Beşir Bey bunları bire bir bilen kişilerin en basında geliyor çünkü polis onun emrinde idi. Polisin onun bilgisi olmadan dosya sızdırması söz konusu değildi. Eğer bilgisi dışında yapılan bir şeyler varsa derhal durdurmalı ve kamuoyuna bu konuda açıklama yapmalıydı. Böyle bir şey asla olmadı.
Şimdi canın yanınca, Kılıçdaroğlu’nun eleştiri okları sana yönelince hak, hukuk, adalet, haysiyet gibi kavramlardan dem vuracaksın, ama aynı uygulamalar -hem de yıllardan beri-nice masum insanlara senin bakanlığın döneminde yapılırken sessiz kalacak, bu kavramları makam odandaki çekmecelere kilitleyeceksin!

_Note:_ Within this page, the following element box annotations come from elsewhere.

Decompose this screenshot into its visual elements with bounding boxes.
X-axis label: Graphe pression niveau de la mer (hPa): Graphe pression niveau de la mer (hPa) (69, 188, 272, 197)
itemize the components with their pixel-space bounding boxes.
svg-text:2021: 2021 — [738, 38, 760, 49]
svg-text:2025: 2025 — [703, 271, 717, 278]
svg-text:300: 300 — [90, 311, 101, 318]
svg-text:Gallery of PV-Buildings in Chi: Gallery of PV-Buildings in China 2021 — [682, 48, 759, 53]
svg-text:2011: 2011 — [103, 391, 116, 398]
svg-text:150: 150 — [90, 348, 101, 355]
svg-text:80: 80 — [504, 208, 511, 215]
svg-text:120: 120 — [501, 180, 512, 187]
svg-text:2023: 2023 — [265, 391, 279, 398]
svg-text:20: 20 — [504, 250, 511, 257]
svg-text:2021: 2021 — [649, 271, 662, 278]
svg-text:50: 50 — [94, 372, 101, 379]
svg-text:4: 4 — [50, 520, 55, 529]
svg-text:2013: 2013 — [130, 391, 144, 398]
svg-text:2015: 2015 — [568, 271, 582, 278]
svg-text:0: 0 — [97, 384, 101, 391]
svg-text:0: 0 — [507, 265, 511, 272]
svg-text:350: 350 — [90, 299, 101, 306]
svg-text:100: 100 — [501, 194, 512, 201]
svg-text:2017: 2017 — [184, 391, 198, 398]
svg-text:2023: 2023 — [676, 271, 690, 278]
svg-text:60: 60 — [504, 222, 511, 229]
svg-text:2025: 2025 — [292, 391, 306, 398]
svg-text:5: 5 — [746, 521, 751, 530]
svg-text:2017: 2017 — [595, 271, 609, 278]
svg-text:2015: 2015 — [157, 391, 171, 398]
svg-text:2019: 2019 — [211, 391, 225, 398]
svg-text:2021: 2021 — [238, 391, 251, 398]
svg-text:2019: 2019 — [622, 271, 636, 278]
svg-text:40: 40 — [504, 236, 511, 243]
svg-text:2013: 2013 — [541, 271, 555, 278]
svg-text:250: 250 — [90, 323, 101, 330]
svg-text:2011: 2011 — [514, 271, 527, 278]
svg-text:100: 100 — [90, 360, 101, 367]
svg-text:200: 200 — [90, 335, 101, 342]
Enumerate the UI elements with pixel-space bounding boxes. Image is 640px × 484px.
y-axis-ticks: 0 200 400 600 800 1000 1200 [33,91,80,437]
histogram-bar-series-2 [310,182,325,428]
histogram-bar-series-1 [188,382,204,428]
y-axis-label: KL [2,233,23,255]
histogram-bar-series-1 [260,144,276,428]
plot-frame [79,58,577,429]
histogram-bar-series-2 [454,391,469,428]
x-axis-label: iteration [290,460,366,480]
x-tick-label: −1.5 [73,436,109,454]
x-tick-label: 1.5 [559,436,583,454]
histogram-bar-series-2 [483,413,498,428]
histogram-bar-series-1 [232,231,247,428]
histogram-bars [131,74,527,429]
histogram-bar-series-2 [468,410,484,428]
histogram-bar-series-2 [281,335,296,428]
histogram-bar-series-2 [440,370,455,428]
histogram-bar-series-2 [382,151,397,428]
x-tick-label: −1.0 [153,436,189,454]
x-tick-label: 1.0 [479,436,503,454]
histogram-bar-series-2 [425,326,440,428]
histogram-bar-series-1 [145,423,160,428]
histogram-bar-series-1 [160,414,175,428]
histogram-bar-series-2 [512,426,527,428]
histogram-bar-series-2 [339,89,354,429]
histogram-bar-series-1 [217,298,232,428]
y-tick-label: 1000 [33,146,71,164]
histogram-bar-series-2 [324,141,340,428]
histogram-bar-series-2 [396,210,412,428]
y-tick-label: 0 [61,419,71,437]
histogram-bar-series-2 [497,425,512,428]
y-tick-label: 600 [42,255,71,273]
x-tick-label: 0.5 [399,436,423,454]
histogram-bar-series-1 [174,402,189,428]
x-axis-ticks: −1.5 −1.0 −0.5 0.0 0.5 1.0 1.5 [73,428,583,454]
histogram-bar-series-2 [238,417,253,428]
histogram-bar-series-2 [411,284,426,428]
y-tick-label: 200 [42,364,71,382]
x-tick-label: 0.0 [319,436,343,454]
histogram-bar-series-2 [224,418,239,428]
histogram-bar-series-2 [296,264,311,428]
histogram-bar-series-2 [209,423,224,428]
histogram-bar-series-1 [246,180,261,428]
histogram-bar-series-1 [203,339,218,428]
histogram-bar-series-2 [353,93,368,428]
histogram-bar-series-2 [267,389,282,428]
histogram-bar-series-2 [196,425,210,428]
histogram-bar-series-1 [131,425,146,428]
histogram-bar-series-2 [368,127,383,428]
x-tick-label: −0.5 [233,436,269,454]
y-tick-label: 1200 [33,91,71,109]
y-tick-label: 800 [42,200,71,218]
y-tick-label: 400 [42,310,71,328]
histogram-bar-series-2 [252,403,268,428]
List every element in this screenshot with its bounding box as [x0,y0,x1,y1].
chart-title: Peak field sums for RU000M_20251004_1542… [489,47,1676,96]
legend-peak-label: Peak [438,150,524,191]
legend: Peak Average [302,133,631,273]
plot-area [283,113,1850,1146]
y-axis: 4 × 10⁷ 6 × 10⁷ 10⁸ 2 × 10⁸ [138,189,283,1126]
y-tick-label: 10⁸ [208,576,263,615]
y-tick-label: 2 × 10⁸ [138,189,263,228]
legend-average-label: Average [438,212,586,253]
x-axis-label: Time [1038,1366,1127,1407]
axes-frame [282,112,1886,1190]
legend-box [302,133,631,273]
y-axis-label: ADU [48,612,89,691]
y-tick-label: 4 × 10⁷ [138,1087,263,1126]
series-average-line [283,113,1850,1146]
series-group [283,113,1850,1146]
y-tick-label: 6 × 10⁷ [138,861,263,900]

Beşir Bey şimdi çıkmalı ortaya bir kez daha ve diyebilmeli ki “Benim canım yandı. Ama geçmişte nice insanların canını da bizim yakışmış olduğumuzu şimdi anladım.”
Diyebilir mi? Diyemez?
Emin Çölaşan’ın notu: Tenzile Hanım’ın vefatının üzerinden bir hafta geçti. Ama “Üzüntü” ilanları gazetelerde dün bile yer alıyordu. Dünkü ilanlar arasında 66 şirket adına Elektrik Üreticileri Derneği, Tekstilkent Yapı Kooperatifi ve Kotanoğlu yeminli müşavirlik şirketi vardı.
Sizlere geçmiş olsun kardeşim! Sona kaldınız donakaldınız. Atı alan Üsküdar’ı günler öncesinden geçti. Daha önceleri neredeydiniz.